The United States, as every American schoolchild knows, is the oldest and still greatest political democracy on earth. Non(Un?)-Americans may disagree, but on one point there is complete unanimity: the United States is different. Just how different can be gleaned from two seemingly innocuous statements by the man who is still America’s numero uno, Bill Clinton. The first is one of Clinton’s favourite aphorisms, one he is fond of repeating at nearly every opportunity:

There’s nothing wrong with America that can’t be cured by what’s right with America.footnote1

The second is a little homily he delivered in December 1997 at a televized ‘town hall’ meeting in Akron, Ohio:

We live in a country that is the longest-lasting democracy in human history, founded on the elementary proposition that we are created equal by God. That’s what the Constitution says. And we have never lived that way perfectly, but the whole history of America is in large measure the story of our attempt to give more perfect meaning to the thing we started with—the Constitution and the Bill of Rights.footnote2

Both statements are worthy of close inspection. The first is of value because of the insight it offers into the solipsistic nature of us politics. If what’s wrong with America can be fixed by what’s right with America, then it is a very small step to concluding that all answers must come from within. Since Americans have no need to learn from anybody else, outside help is unneeded and unwanted. Foreigners have nothing to offer. They should keep their opinions to themselves.

The second statement represents the same principle applied to history. The story of the United States, it seems, is also a closed circle. No matter how far America travels in the world, it always circles back to the principles that gave it birth. Given that it is the job of Americans ‘to give more meaning to the thing we started with’, however, it appears that those principles were somehow ambiguous or incomplete in their original form. Filling in the Founders’ blanks is not easy. Considering that Clinton, a former law professor no less, is so ignorant of what the Founders wrote that he believes that ‘the elementary proposition that we are created equal by God’ comes from the Constitution when fact it is a paraphrase of a famous line in the Declaration of Independence (‘We hold these truths to be self-evident, that all men are created equal, that they are endowed by their Creator with certain inalienable Rights...’), it is extremely difficult. But in the end it does not matter. The important thing is that they try. Americans know that even though they ‘have never lived perfectly’, they always wind up ‘more perfect’ than when they started. They know this because they are Americans. No one else even comes close.
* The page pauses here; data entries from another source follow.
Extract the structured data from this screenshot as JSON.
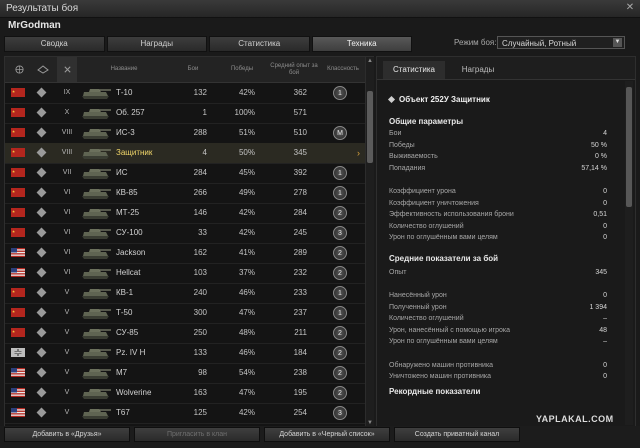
{
  "window": {
    "title": "Результаты боя",
    "close_glyph": "✕"
  },
  "player_name": "MrGodman",
  "tabs": [
    {
      "label": "Сводка"
    },
    {
      "label": "Награды"
    },
    {
      "label": "Статистика"
    },
    {
      "label": "Техника",
      "active": true
    }
  ],
  "battle_mode": {
    "label": "Режим боя:",
    "value": "Случайный, Ротный"
  },
  "table": {
    "headers": {
      "name": "Название",
      "battles": "Бои",
      "wins": "Победы",
      "avg_exp": "Средний опыт за бой",
      "mastery": "Классность"
    },
    "rows": [
      {
        "nation": "ussr",
        "tier": "IX",
        "name": "Т-10",
        "battles": "132",
        "wins": "42%",
        "exp": "362",
        "badge": "1"
      },
      {
        "nation": "ussr",
        "tier": "X",
        "name": "Об. 257",
        "battles": "1",
        "wins": "100%",
        "exp": "571",
        "badge": ""
      },
      {
        "nation": "ussr",
        "tier": "VIII",
        "name": "ИС-3",
        "battles": "288",
        "wins": "51%",
        "exp": "510",
        "badge": "M"
      },
      {
        "nation": "ussr",
        "tier": "VIII",
        "name": "Защитник",
        "battles": "4",
        "wins": "50%",
        "exp": "345",
        "badge": "",
        "selected": true
      },
      {
        "nation": "ussr",
        "tier": "VII",
        "name": "ИС",
        "battles": "284",
        "wins": "45%",
        "exp": "392",
        "badge": "1"
      },
      {
        "nation": "ussr",
        "tier": "VI",
        "name": "КВ-85",
        "battles": "266",
        "wins": "49%",
        "exp": "278",
        "badge": "1"
      },
      {
        "nation": "ussr",
        "tier": "VI",
        "name": "МТ-25",
        "battles": "146",
        "wins": "42%",
        "exp": "284",
        "badge": "2"
      },
      {
        "nation": "ussr",
        "tier": "VI",
        "name": "СУ-100",
        "battles": "33",
        "wins": "42%",
        "exp": "245",
        "badge": "3"
      },
      {
        "nation": "usa",
        "tier": "VI",
        "name": "Jackson",
        "battles": "162",
        "wins": "41%",
        "exp": "289",
        "badge": "2"
      },
      {
        "nation": "usa",
        "tier": "VI",
        "name": "Hellcat",
        "battles": "103",
        "wins": "37%",
        "exp": "232",
        "badge": "2"
      },
      {
        "nation": "ussr",
        "tier": "V",
        "name": "КВ-1",
        "battles": "240",
        "wins": "46%",
        "exp": "233",
        "badge": "1"
      },
      {
        "nation": "ussr",
        "tier": "V",
        "name": "Т-50",
        "battles": "300",
        "wins": "47%",
        "exp": "237",
        "badge": "1"
      },
      {
        "nation": "ussr",
        "tier": "V",
        "name": "СУ-85",
        "battles": "250",
        "wins": "48%",
        "exp": "211",
        "badge": "2"
      },
      {
        "nation": "germany",
        "tier": "V",
        "name": "Pz. IV H",
        "battles": "133",
        "wins": "46%",
        "exp": "184",
        "badge": "2"
      },
      {
        "nation": "usa",
        "tier": "V",
        "name": "M7",
        "battles": "98",
        "wins": "54%",
        "exp": "238",
        "badge": "2"
      },
      {
        "nation": "usa",
        "tier": "V",
        "name": "Wolverine",
        "battles": "163",
        "wins": "47%",
        "exp": "195",
        "badge": "2"
      },
      {
        "nation": "usa",
        "tier": "V",
        "name": "T67",
        "battles": "125",
        "wins": "42%",
        "exp": "254",
        "badge": "3"
      }
    ]
  },
  "detail": {
    "tabs": [
      {
        "label": "Статистика",
        "active": true
      },
      {
        "label": "Награды"
      }
    ],
    "vehicle_title": "Объект 252У Защитник",
    "general": {
      "title": "Общие параметры",
      "rows": [
        {
          "label": "Бои",
          "value": "4"
        },
        {
          "label": "Победы",
          "value": "50 %"
        },
        {
          "label": "Выживаемость",
          "value": "0 %"
        },
        {
          "label": "Попадания",
          "value": "57,14 %"
        }
      ]
    },
    "ratios": [
      {
        "label": "Коэффициент урона",
        "value": "0"
      },
      {
        "label": "Коэффициент уничтожения",
        "value": "0"
      },
      {
        "label": "Эффективность использования брони",
        "value": "0,51"
      },
      {
        "label": "Количество оглушений",
        "value": "0"
      },
      {
        "label": "Урон по оглушённым вами целям",
        "value": "0"
      }
    ],
    "averages": {
      "title": "Средние показатели за бой",
      "rows": [
        {
          "label": "Опыт",
          "value": "345"
        }
      ]
    },
    "damage": [
      {
        "label": "Нанесённый урон",
        "value": "0"
      },
      {
        "label": "Полученный урон",
        "value": "1 394"
      },
      {
        "label": "Количество оглушений",
        "value": "–"
      },
      {
        "label": "Урон, нанесённый с помощью игрока",
        "value": "48"
      },
      {
        "label": "Урон по оглушённым вами целям",
        "value": "–"
      }
    ],
    "spotting": [
      {
        "label": "Обнаружено машин противника",
        "value": "0"
      },
      {
        "label": "Уничтожено машин противника",
        "value": "0"
      }
    ],
    "records_title": "Рекордные показатели"
  },
  "bottom_buttons": [
    {
      "label": "Добавить в «Друзья»"
    },
    {
      "label": "Пригласить в клан",
      "disabled": true
    },
    {
      "label": "Добавить в «Черный список»"
    },
    {
      "label": "Создать приватный канал"
    }
  ],
  "watermark": "YAPLAKAL.COM",
  "colors": {
    "highlight": "#f2d76a",
    "accent": "#d9a33c"
  }
}
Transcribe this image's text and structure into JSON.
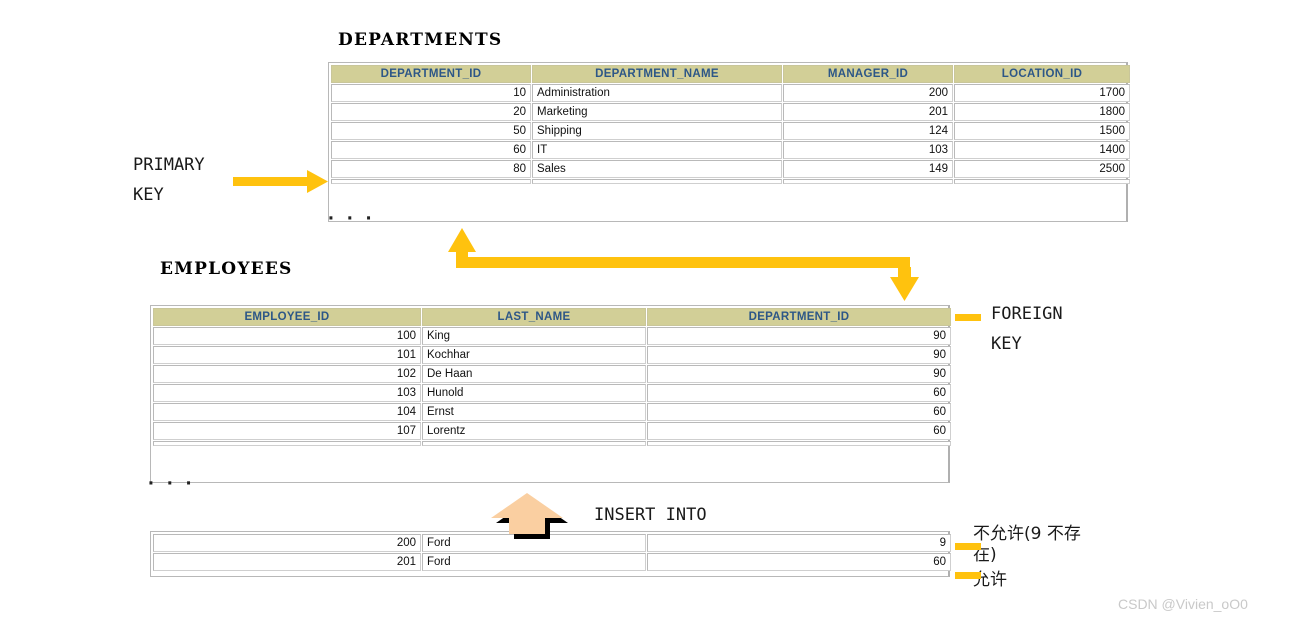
{
  "diagram": {
    "watermark": "CSDN @Vivien_oO0"
  },
  "departments": {
    "title": "DEPARTMENTS",
    "columns": [
      "DEPARTMENT_ID",
      "DEPARTMENT_NAME",
      "MANAGER_ID",
      "LOCATION_ID"
    ],
    "rows": [
      [
        "10",
        "Administration",
        "200",
        "1700"
      ],
      [
        "20",
        "Marketing",
        "201",
        "1800"
      ],
      [
        "50",
        "Shipping",
        "124",
        "1500"
      ],
      [
        "60",
        "IT",
        "103",
        "1400"
      ],
      [
        "80",
        "Sales",
        "149",
        "2500"
      ]
    ],
    "ellipsis": "· · ·"
  },
  "employees": {
    "title": "EMPLOYEES",
    "columns": [
      "EMPLOYEE_ID",
      "LAST_NAME",
      "DEPARTMENT_ID"
    ],
    "rows": [
      [
        "100",
        "King",
        "90"
      ],
      [
        "101",
        "Kochhar",
        "90"
      ],
      [
        "102",
        "De Haan",
        "90"
      ],
      [
        "103",
        "Hunold",
        "60"
      ],
      [
        "104",
        "Ernst",
        "60"
      ],
      [
        "107",
        "Lorentz",
        "60"
      ]
    ],
    "ellipsis": "· · ·"
  },
  "insert_rows": {
    "rows": [
      [
        "200",
        "Ford",
        "9"
      ],
      [
        "201",
        "Ford",
        "60"
      ]
    ]
  },
  "annotations": {
    "primary_key": "PRIMARY\nKEY",
    "foreign_key": "FOREIGN\nKEY",
    "insert_into": "INSERT INTO",
    "not_allowed": "不允许(9 不存在)",
    "allowed": "允许"
  },
  "colors": {
    "header_fill": "#d2cf97",
    "header_text": "#2d5787",
    "arrow_yellow": "#ffc20e",
    "arrow_peach": "#facfa1",
    "grid_border": "#b8b8b8",
    "watermark_text": "#c9c9c9"
  }
}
Solipsistic reasoning like this, so common in the us that it all but goes unnoticed, is at the heart of a growing crisis of American democracy. Americans can proclaim themselves the greatest democracy on earth, one that is more perfect with every passing year, because: (a) it is an article of national faith that this is the case; (b) given that American politics are a closed circle, there is no real basis for comparison with any other country that Americans can possibly regard as valid and therefore no basis for contradiction; and (c) relative to its own narrow legal standards, the United States is indeed freer and more liberal than at any time in the past. Although the American Civil Liberties Union (aclu) is forever moaning about the Bill of Rights hanging in the balance, the fact is that Americans have never been freer to speak or write what they please, to express themselves politically, artistically, or sexually, to worship or not to worship as they may wish.